Flash back en 2011. Un nouveau Yes déboulait ! Morose. On pouvait rester un peu incrédule devant la chose tant elle fut annoncée, annulée, relancée, dénoncée. Derrière une pochette à nouveau ripolinée par l’inextinguible Roger Dean, Fly From Here avait donc été accouché dans la douleur et un chaos alentour qui condensait à lui seul l’historique d’un groupe carré d’as du prog-rock estampillé âge d’or. Dans le microcosme des amateurs, chacun apprécia la portée de l’événement.



« Sœur Anne ne vois-tu rien venir ? »
« Je ne vois rien que le soleil qui poudroie, et l’herbe qui verdoie »


Sous couvert d’un line-up volatile (Jon Anderson et Rick Wakeman balayés, Oliver Wakeman un temps derrière les claviers, lui-même congédié), le leadership croisé de Chris Squire et Steve Howe s’imposait in extenso. Encadrés par Alan White et Geoff Downes sous la houlette du précieux producteur Trevor Horn, nous voici très proche de la formation période Drama (1980).

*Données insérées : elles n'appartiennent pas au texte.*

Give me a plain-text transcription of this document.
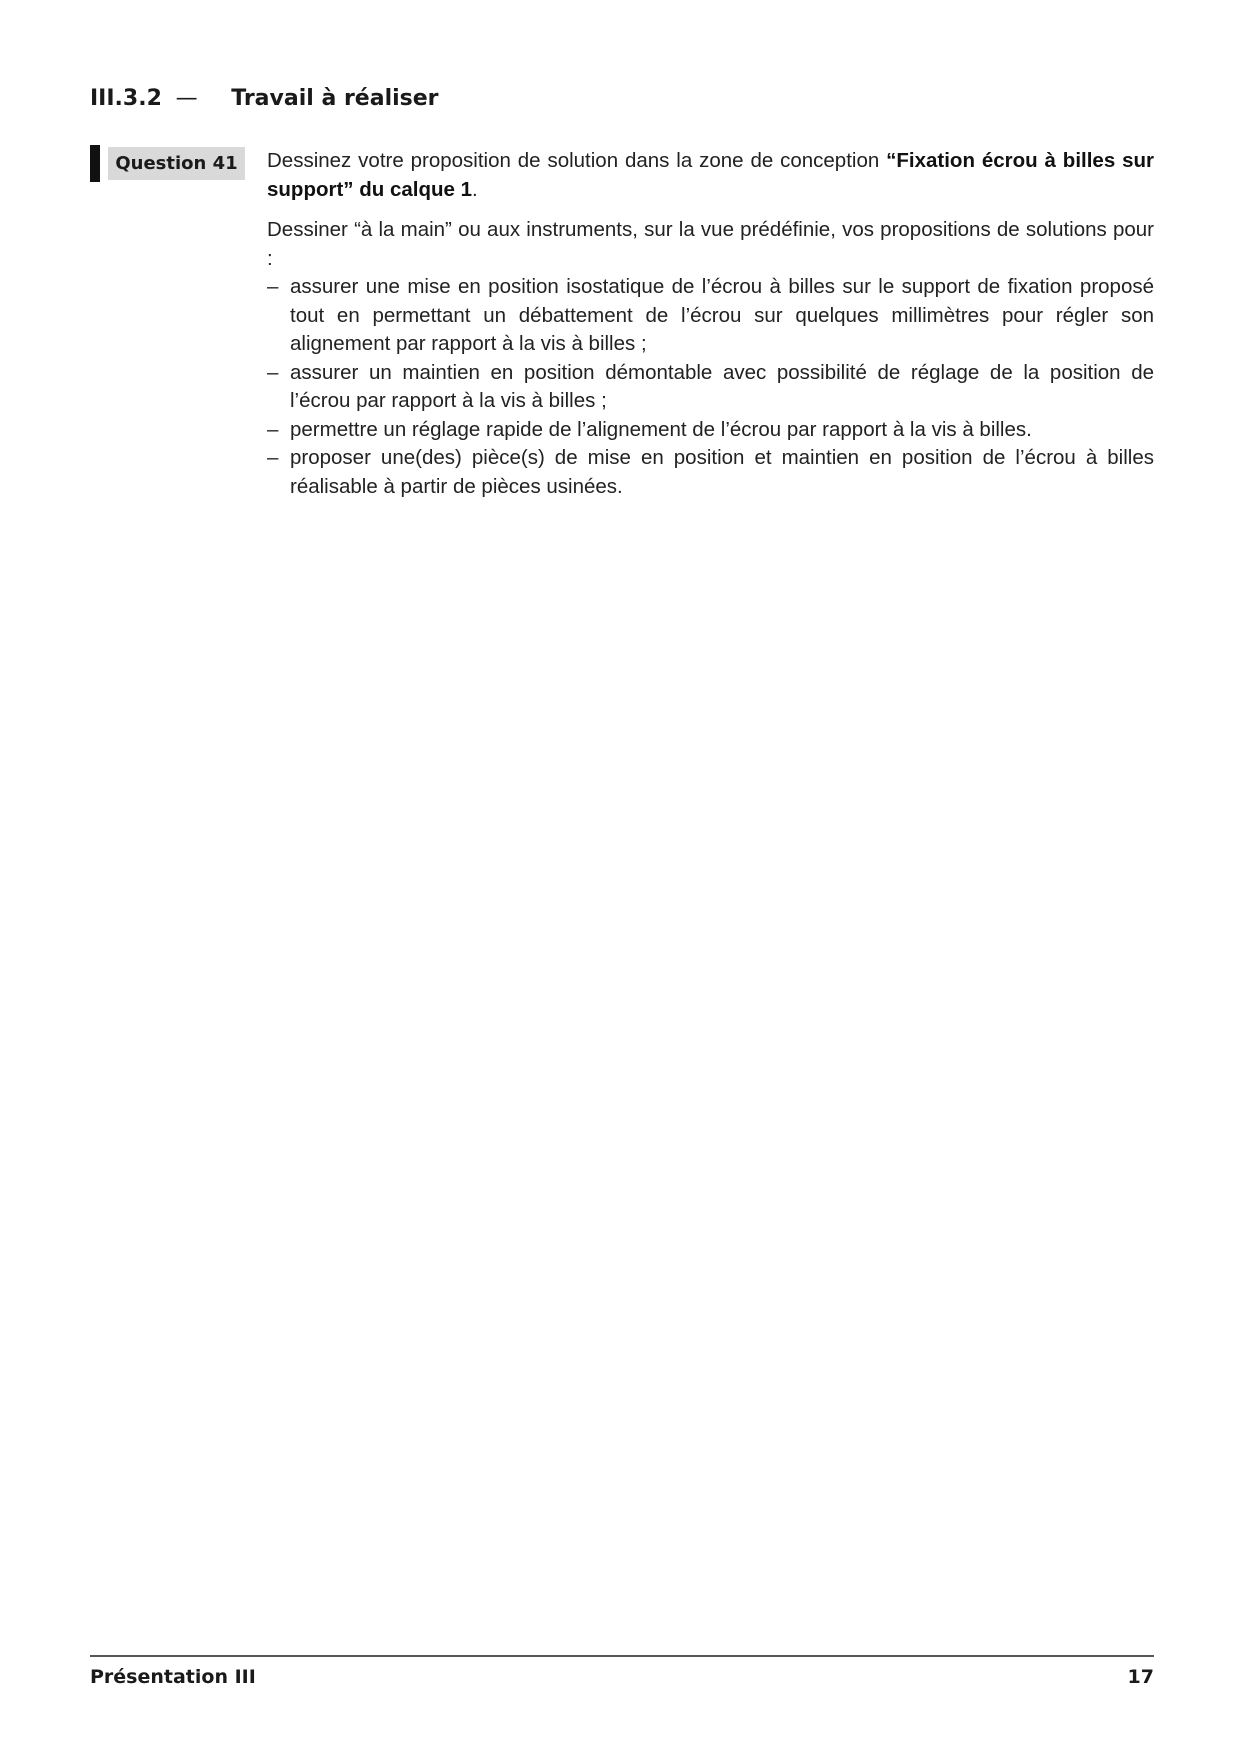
III.3.2 — Travail à réaliser
Question 41	Dessinez votre proposition de solution dans la zone de conception “Fixation écrou à billes sur support” du calque 1.

Dessiner “à la main” ou aux instruments, sur la vue prédéfinie, vos propositions de solutions pour :

– assurer une mise en position isostatique de l’écrou à billes sur le support de fixation proposé tout en permettant un débattement de l’écrou sur quelques millimètres pour régler son alignement par rapport à la vis à billes ;
– assurer un maintien en position démontable avec possibilité de réglage de la position de l’écrou par rapport à la vis à billes ;
– permettre un réglage rapide de l’alignement de l’écrou par rapport à la vis à billes.
– proposer une(des) pièce(s) de mise en position et maintien en position de l’écrou à billes réalisable à partir de pièces usinées.
Présentation III	17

Miséricorde ! Dans l’historique chaotique du groupe anglais, chacun sait à quel point Drama fait encore figure de Cassandre musical, comme un prémice à la plongée aux enfers de la pop et des charts.


Précisons le choses : l’histoire n’en finissant pas de se retourner, Fly From Here avait donc vu l’éviction un peu malsaine du chanteur iconique et haut perché Jon Anderson. Rien de bien surprenant pour qui s’est déjà penché sur l’histoire interne d’un groupe en fission permanente. Anderson sur la touche, Chris Squire est donc allé recruter le québécois Benoît David, chanteur dans les clous de Mystery Pour se rassurer, le groupe s’est ensuite arque bouté sur les accents témoins de « We Can Fly », un morceau écrit à l’époque de Drama (encore !), rallongeant ici la sauce sur plus de vingt minutes. Et le résultat, loin de toute branchitude actuelle, sonne évidemment comme un mixage luxuriant entre les charnières Drama-Asia-90125. Pourtant, l’eau avait coulé sous les ponts.


Mais Yes aura pris le temps de nous livrer de petits moments de grâce, léger et chaleureux comme une veillée au coin du feu. Au fil d’une suite impeccable, les différentes périodes du groupe semblent s’être données rendez-vous sur un long fleuve tranquille : des mélodies entêtantes, sophistiquées (« We Can Fly »), une délicatesse qui flirte par moment avec la magie lunaire (« Sad Night at the Airfield », véritable chef d’œuvre qui évoque un certain Pink Floyd), raideurs faussement maladives (« Madman at the Screens »), friandise désarticulée (« Bumpy Ride ») et un final qui envoie galoper claviers, chœurs vibrants, basse dodue et guitare ciselée avec un réel brio. La production en béton armée eighties ajoute à la réussite nostalgique. Splendide !


Évidemment, difficile de tenir la corde plus longtemps. La tension baisse d’un cran sur les titres plus courts, moins ambitieux. Du folk joliment vintage de « The Man You Always Wanted Me To Be » au dramatisant « Life on a Film Set » en passant par la ballade élégante « Hour of Need », le versant acoustique donne la part belle à la guitare volubile de Steve Howe rarement mis en avant avec autant d’aplomb. Son solo sur le bien nommé « Solitaire » rappellera évidemment les grandes heures de « The Clap » et « Mood For A Day ». Avis aux amateurs.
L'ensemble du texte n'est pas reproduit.